Potential abilities of VP that could reduce epidural scar adhesion and inhibit fibrotic cells proliferation of surgery sites were suggested in the present study. Multiple evaluations, including the hydroxyproline content evaluation, the histological analysis, the visual score system, and the density grade of fibrotic cells, suggested a good efficacy of VP in inhibiting intra-articular adhesion in rabbits. Previous studies reported the anti-fibrotic, anti-inflammatory, and anti-proliferative properties of VP employed in different fields [11-15]. In the present study, its properties were proven again in knee post-surgery rabbits. VP showed its superior effect in the aforementioned multiple-parameter analyses. Accordingly, both the depositing collagen fibrosis and joint adhesion decreased. Previous research and the present results may indicate some possible mechanisms that make VP effective in preventing knee joint adhesion [14,20]. We hypothesize that the major mechanisms of VP in preventing intra-articular adhesion are its role on reducing fibrotic cells proliferation and down-regulating inflammatory activity [21]. Undoubtedly, this needs further research.

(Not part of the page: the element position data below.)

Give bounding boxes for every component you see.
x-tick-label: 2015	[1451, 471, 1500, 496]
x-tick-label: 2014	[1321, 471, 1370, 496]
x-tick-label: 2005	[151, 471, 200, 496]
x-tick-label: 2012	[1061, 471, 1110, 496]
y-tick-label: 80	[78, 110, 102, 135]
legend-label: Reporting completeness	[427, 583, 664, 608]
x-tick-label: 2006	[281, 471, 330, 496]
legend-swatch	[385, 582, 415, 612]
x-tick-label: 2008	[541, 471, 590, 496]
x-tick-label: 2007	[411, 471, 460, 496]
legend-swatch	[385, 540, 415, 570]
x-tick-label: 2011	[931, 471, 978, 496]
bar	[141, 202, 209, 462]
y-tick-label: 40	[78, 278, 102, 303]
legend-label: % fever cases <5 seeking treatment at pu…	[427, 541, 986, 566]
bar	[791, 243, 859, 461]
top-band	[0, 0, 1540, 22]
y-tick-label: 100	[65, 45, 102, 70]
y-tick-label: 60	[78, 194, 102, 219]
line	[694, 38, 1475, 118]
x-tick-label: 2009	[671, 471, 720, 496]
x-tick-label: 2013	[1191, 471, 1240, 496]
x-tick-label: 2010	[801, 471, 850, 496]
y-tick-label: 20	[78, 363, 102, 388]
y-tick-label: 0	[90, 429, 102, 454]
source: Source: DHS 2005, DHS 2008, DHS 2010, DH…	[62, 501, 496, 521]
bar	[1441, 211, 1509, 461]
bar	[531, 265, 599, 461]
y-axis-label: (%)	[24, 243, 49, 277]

Despite recent advances in the understanding of wound healing and scar formation, the treatment of intra-articular adhesion is still controversial. For the first time, in 1990 by Lee and Ping, VP clinically used collagen matrix in connective tissue remodeling [22]. Subsequently, the literature reported VP to be a promising treatment for earlobe keloids, with a 55% cure rate [23]. A recent orthopedics report suggests that VP could be a good choice for inhibiting epidural fibrosis [14]. A recent hypothesis suggests that the use of platelet-rich plasma can promote the clinical healing of meniscal tears [24]. Thus, the combination of VP and platelet-rich plasma is a potential strategy that needs to be tested. To the best of our knowledge, the present study is the first to investigate the suppressive effects of VP on intra-articular adhesion in rabbits. Further research on drug safety, safe and effective concentration, long-term effects, and possible adverse effects of VP are all needed before clinical trials can be performed.

Conclusions

In our rabbit model of knee surgery, intra-articular application of VP was able to decrease intra-articular adhesion formation after surgery. We showed that VP could prevent rabbit intra-articular adhesion in a dose-dependent manner, and the highest concentration used in the study (5 mg/ml) proved to be the most effective.